Geronimo the alpaca has won a last-minute stay of execution from a British court pending a review of the order to have him put down for a tuberculosis infection.
The long-feared alpaca-lypse was postponed on Monday after New Zealand-born Geronimo's Gloucestershire-based owner Helen MacDonald won the right to a judicial review at the High Court in London.
"Defra have agreed to extend their undertaking until 17:00 on Tuesday," said her Solicitor Jan Mugerwa. "A judge has been assigned to consider urgently the question of the injunction and disclosure."
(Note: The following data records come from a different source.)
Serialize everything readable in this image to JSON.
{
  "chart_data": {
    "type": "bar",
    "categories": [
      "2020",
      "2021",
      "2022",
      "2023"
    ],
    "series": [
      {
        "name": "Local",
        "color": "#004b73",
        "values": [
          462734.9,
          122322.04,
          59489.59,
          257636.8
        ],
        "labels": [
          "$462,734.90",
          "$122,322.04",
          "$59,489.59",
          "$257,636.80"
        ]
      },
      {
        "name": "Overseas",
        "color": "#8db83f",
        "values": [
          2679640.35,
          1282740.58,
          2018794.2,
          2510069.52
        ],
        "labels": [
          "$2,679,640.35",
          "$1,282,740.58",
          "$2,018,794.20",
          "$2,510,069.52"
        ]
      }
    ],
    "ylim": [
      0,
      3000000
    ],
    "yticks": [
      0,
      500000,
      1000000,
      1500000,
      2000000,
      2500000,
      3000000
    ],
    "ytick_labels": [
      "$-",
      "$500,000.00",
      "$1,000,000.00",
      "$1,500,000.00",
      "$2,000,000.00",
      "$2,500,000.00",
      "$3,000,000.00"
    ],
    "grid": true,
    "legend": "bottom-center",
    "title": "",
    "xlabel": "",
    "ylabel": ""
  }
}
Aptly-named government ministry Defra — the Department for Environment, Food & Rural Affairs — issued Geronimo's death warrant following two consecutive tests for the infectious and fatal lung disease TB. But MacDonald claims both those tests showed false positives.
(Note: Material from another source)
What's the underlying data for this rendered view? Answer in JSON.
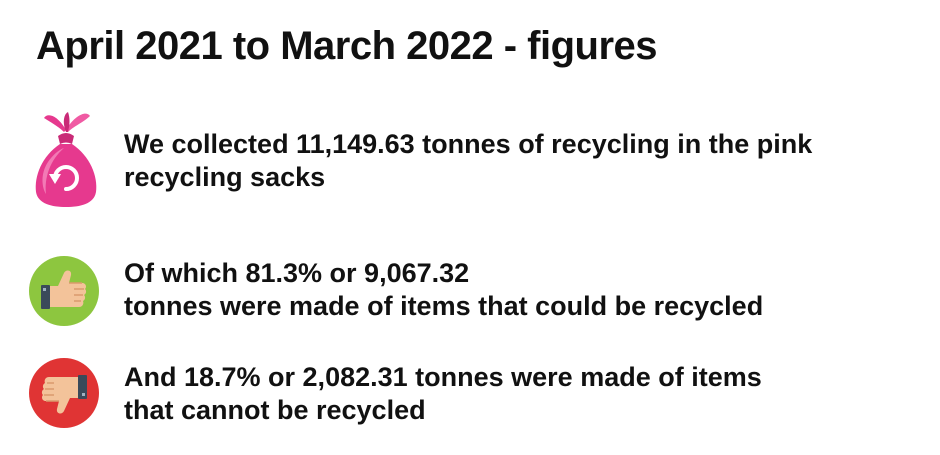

Geronimo's supporters have vowed to physically block any attempt by authorities to take the alpaca, named after the famous Chiricahua Apache war leader who evaded capture by the US Army for years, away for execution.
"We are sympathetic to Ms Macdonald’s situation, just as we are with everyone with animals affected by this terrible disease," A Defra spokesman said. "It is for this reason that the testing results and options for Geronimo have been very carefully considered by Defra … as well as passing several stages of thorough legal scrutiny".